= Pride of Mississippi Marching Band =

Marching band of the University of Southern Mississippi

The Pride of Mississippi Marching Band is the marching band of the University of Southern Mississippi. The band performs at all football games featuring the Southern Miss Golden Eagles football team.

==History==

The band was founded in 1920 by director Audie F. Fugitt. Originally a 20-piece brass ensemble (with an instrumentation of 1 Clarinet, 1 Alto Saxophone, 7 Cornets (including Fugitt), 2 Mellophones, 1 Tenor Horn, 3 Trombones, 1 Baritone Horn, 1 Sousaphone, 2 Snare Drums, and 1 Bass Drum in 1923), the current band numbers about 300.
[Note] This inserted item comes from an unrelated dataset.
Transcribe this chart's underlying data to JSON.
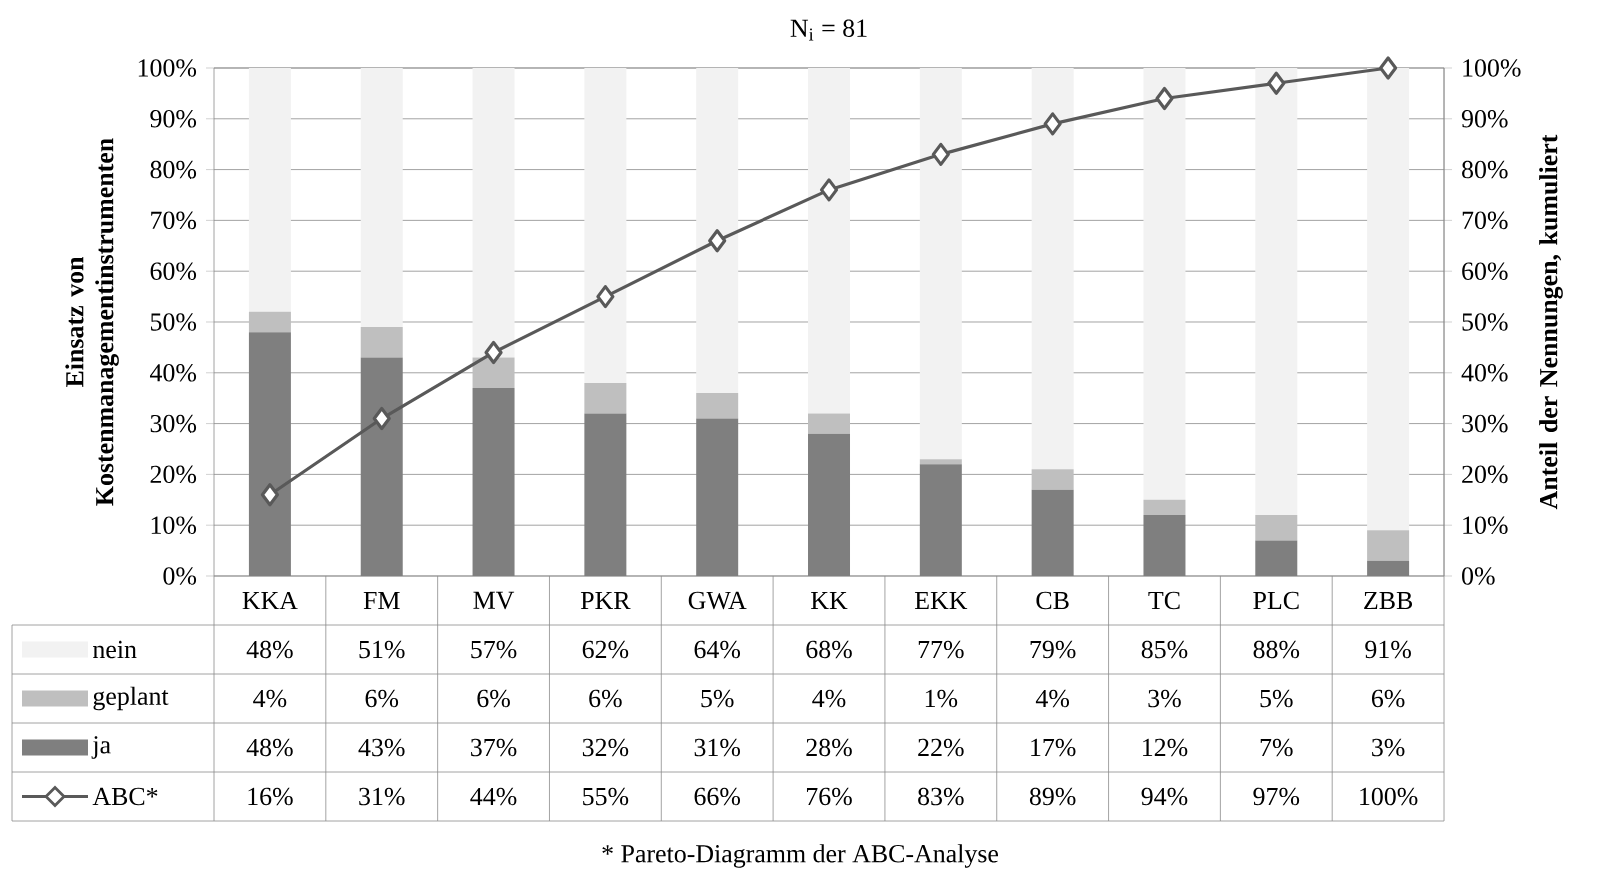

The band performed at Franklin D. Roosevelt's inaugural parade in the 1930s, various gubernatorial inaugurations, the Senior Bowl Classics and professional and collegiate bowl games. The Pride has toured throughout the United States and to England and Ireland.

In 1977, when Jimmy Carter was sworn in as 39th President of the United States in Washington, D.C., members of the Southern Miss Pride of Mississippi Marching Band were invited by him to be present; twenty-five members from each college band in Mississippi were selected by their college directors to make up an All-Star Band to represent Mississippi in the inaugural parade in Washington. The band rehearsed in Jackson, Mississippi prior to flying to Washington on the "Peanut Special" (plane that brought the Carter Family to Washington, where they participated in the event).

Although mainly made up of music majors enrolled in the University of Southern Mississippi School of Music, the Pride of Mississippi is open to all students enrolled at the University of Southern Mississippi. Scholarships are offered to both music majors as well as non-majors.

The Pride of Mississippi was referred to in the 1980s as the most televised band in the land for being televised on national television numerous times as well as supposedly being placed in the Guinness Book of World Record for this feat.

In 2009, The Pride was selected to march in the 2010 Macy's Thanksgiving Day Parade, making it the first university marching band in Mississippi to be selected for this honor.

In March 2015, The Pride of Mississippi traveled to Ireland to compete in the Limerick International Band Championships and in the Dublin St Patrick's Day Parade/Festival. The Pride won the Limerick competition as the "Best Band Overall". In the Dublin parade, The Pride won the "Best Adult Marching Band" title.